Worn pads' wear indicators will squeal on turns when they're borderline. The disk deflects just enough to hit the indicator. I've had it happen twice over the years.


----------



## Don2222

heat seeker said:
			
		

> Worn pads' wear indicators will squeal on turns when they're borderline. The disk deflects just enough to hit the indicator. I've had it happen twice over the years.



Hello heat seeker

I am thinking the same thing. I have not had the pads replaced in a long time!

Did you hear the sound from the link above?


----------



## heat seeker

Yes, I hear it.
It sounds repetitive and rhythmic. My money is on the wear indicators, or something to do with the brakes. It sounds more like a rubbing squeak than a bad bearing to me, but that is subjective.
If you can see the calipers with the wheels on, go out at night with a flashlight and look between the calipers and the disc. If you can see pad lining, they're okay, if not, it's time to pull a wheel and take a closer look.


----------



## midwestcoast

I'm with Mayham on about everything. Sounds more like a brake caliper to rotor rub to me based on sound and timing, but I wouldn't pit money on it. If you need brakes done anyway why not start there n mention the noise to them?


----------



## fbelec

sounds to me light the starting of the low brake pad warning clip just starting to let you know it's time. and why it's not a constant squeal and just a chip chip noise is the rotor is prob slightly warped. i agree with doing a brake job first. if you do your own have the rotor turned if possible or put on a new one.


----------



## mayhem

Sounds pretty unanimous here, brakes are easier to do and haven't been done in a long time.  

Did you check the wheel bearing like I said to?  Its a definitive test.  In any case, get that wheel up in the air, check for bearing wiggle, then take the wheel off and and check the brake pads.


----------



## Don2222

Hello Guys

Thanks so much, I am bringing it into my mechanic and already told him to check the front break pads.
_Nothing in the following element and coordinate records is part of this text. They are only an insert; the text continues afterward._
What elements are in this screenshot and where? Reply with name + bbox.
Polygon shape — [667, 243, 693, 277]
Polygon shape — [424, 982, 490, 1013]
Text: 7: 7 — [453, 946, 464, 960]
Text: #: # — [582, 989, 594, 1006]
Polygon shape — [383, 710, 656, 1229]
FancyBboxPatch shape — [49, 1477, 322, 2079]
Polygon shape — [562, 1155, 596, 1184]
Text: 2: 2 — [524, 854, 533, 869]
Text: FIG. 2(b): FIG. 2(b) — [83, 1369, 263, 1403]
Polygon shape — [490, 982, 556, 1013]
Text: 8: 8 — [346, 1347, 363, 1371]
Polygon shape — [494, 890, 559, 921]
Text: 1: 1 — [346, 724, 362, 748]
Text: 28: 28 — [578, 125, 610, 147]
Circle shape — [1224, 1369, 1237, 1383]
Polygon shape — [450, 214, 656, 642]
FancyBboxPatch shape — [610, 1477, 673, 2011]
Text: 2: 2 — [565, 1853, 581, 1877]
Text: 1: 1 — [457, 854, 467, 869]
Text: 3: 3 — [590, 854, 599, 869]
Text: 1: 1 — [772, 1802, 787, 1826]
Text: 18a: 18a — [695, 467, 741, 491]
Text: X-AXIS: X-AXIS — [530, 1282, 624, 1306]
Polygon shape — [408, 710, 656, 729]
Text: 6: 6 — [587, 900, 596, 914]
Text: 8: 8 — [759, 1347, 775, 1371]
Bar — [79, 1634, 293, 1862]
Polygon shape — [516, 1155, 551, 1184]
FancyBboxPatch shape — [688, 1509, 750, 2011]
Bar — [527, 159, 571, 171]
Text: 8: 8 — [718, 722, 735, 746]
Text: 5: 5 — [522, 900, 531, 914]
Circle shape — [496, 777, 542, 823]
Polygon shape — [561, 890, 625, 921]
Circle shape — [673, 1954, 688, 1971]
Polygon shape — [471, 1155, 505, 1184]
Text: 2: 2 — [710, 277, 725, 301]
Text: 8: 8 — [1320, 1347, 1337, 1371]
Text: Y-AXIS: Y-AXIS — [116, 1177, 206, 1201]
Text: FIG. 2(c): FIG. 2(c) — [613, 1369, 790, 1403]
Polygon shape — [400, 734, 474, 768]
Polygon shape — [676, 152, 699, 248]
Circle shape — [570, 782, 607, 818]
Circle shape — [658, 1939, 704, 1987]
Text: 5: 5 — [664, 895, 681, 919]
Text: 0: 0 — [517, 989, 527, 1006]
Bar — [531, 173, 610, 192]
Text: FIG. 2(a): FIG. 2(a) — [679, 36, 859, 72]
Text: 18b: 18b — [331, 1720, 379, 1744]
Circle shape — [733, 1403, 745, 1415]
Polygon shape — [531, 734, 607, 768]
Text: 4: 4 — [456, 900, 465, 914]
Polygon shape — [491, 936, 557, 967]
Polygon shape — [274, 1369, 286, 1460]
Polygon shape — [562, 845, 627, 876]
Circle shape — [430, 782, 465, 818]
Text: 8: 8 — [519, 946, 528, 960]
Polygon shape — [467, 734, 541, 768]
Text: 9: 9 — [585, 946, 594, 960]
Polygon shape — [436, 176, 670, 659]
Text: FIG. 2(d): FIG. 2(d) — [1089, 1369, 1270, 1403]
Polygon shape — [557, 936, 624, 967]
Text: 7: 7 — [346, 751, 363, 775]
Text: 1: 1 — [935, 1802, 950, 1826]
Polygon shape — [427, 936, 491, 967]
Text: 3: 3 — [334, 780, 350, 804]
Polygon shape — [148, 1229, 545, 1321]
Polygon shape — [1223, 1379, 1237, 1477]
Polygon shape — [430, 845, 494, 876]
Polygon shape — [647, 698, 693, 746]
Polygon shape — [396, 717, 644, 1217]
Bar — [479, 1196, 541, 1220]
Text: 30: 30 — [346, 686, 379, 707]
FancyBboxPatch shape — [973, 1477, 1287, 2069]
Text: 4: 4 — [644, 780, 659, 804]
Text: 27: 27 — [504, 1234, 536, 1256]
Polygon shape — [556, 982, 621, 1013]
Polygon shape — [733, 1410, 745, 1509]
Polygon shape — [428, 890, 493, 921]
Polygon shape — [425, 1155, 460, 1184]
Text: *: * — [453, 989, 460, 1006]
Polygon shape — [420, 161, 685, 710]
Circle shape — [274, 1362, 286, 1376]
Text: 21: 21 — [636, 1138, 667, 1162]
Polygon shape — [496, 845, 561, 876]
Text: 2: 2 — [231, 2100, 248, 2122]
I think there is about 50k miles on the pads so I will ley you know what happens. Thanks again for listening to the sound!


----------



## mayhem

50k its probably ready for new pads and turn the rotrs regardless of the source of that squeak.


----------



## jensent

Let us know what you find. Our Toyota trucks and cars go  100,000mi. on the original brake pads.
Tom


----------



## midwestcoast

jensent said:
			
		

> Let us know what you find. Our Toyota trucks and cars go  100,000mi. on the original brake pads.
> Tom



Just had front brakes done on my 2006 Prius after 120k miles. :coolsmile:  The pads weren't done yet, but rotors started to delaminate. The rears still look great. Regen braking really save the brakes.
Of course it does sometimes become possessed and go to full throttle, totally out of control, but I just hang on & ride it out so I don't damage anything by putting it in neutral or turning off the ignition...  eventually, after many in-depth investigations by the NTSB and a congressional hearing or 2 it turns out I just had my foot on the gas all the while  :red:


----------



## jensent

We have never had a minutes trouble with our 2010 Prius. I service it myself to keep it that way.  Bought it June 30,2009.  10000mi service interval is a snap. Rotate tires, 4qts 0w20 and a filter. Toyota recalled it for a computer update but we could not tell any difference. Have you talked to your dealer about your problems?
On the Interstate with cruise set at 70, AC on, we consistently get 52MPG. During the winter in town, trips under a mile,it will drop to mid 40's. Block heater helps a lot with our winter mileage.
Tom


----------



## Don2222

Hello

Thanks everyone!!

Well that was it !! New brake pads and the noise is gone!!

On both front wheels, the lower pins on the calipers were rusted and stuck so heating with a torch freed them!
Now both pins push the pads against the rotors evenly!

So NO new calipers needed and it was a $125 dollar brake job!!


----------



## heat seeker

Great! Glad you got 'er done!


----------



## Don2222

heat seeker said:
			
		

> Great! Glad you got 'er done!



Thanks Heat Seeker you were RIGHT on the MONEY !!


----------



## heat seeker

You're welcome! Just a bit of experience...


----------



## Don2222

Hello

I wish I found this Wheel Noise chart before.

http://www.jaxquickfit.com.au/brakes

In this case the wear indicator would be under squeal but that is a very general category.


----------